After US Secretary of State Marco Rubio's visit to the Central American country on Sunday, during which the top US diplomat warned Panamanian leader José Raúl Mulino to immediately reduce what US President Donald Trump says is Chinese influence over the Panama Canal area or face potential retaliation from the US, the US State Department said in statement that China's presence in the canal area may violate a treaty that led the US to turn the waterway over to Panama in 1999.

"Secretary Rubio made clear that this status quo is unacceptable and that absent immediate changes, it would require the US to take measures necessary to protect its rights under the treaty," the State Department said in the summary of the meeting. The treaty the State Department referred to is the first of the two so-called Torrijos-Carter Treaties between Panama and the US — The Treaty Concerning the Permanent Neutrality and Operation of the Panama Canal, signed in 1977.

If the US does take measures to control the international transit waterway, it will constitute a brazen violation of Panama's sovereignty, territorial integrity and core interest, on a trumped up pretext.

As the Chinese Foreign Ministry said via a spokesperson, China has not participated in the management and operation of the canal, has never interfered in canal affairs, has always respected Panama's sovereignty over the canal, and recognizes the canal as a permanently neutral international waterway.

China's economic and trade cooperation with Panama does not affect the neutrality of the canal at all, and therefore does not constitute a violation of the Torrijos-Carter Treaties.

The new US administration to all appearances is seeking to assert US control over the waterway, citing the historical pacts to exculpate its imperialist behavior.

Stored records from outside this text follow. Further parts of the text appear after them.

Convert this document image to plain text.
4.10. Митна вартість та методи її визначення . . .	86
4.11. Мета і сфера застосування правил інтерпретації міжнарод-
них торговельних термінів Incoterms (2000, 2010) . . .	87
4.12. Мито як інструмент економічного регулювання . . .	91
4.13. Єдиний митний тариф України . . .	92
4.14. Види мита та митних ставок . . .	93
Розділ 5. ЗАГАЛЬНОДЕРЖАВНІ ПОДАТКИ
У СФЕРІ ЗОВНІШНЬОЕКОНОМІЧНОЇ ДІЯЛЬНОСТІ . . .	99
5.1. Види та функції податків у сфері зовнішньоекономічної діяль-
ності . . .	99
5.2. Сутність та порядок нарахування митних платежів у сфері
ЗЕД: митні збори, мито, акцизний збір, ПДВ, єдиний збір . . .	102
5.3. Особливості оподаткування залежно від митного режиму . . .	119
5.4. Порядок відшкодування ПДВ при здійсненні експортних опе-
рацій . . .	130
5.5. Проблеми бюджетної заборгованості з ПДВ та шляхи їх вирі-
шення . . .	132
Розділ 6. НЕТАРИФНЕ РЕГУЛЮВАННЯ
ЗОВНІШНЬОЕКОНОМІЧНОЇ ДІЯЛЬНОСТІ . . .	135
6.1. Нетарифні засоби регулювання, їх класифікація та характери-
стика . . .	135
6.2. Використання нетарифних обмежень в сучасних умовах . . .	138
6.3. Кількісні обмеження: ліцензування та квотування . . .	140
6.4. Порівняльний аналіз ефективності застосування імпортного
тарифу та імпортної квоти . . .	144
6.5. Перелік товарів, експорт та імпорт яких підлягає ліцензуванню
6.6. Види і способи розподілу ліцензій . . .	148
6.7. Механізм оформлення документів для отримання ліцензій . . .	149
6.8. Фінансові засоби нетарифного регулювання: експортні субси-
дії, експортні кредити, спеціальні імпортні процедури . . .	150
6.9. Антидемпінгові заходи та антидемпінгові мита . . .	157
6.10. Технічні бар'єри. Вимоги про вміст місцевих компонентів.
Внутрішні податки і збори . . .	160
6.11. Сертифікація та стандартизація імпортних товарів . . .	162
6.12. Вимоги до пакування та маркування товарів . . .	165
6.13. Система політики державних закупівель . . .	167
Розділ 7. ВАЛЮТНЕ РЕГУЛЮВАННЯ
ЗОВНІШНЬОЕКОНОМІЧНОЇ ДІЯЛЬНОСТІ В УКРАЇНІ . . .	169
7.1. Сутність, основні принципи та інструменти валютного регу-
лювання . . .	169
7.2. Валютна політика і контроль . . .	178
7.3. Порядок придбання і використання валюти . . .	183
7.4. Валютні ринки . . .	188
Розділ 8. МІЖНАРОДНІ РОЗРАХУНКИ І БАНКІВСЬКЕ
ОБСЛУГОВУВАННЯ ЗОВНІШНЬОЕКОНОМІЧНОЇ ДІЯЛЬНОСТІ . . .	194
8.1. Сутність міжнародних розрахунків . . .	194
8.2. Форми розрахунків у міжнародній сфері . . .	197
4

But Trump's remarks on the US taking control of the Panama Canal, even by military means if necessary, might also have been a brutum fulmen with the true purpose of pressuring Panama to distance itself from China. In which case, it seems to have had some success.

Considering that the new US administration is freezing the US' foreign assistance, its mounting pressure on Panama, as well as the other Central American countries that Rubio also visited later this week, including El Salvador, Costa Rica and Dominica, to force them to walk away from China serves to show that Washington would rather leave Latin America undeveloped than allowing any other major country to fill its vacancy.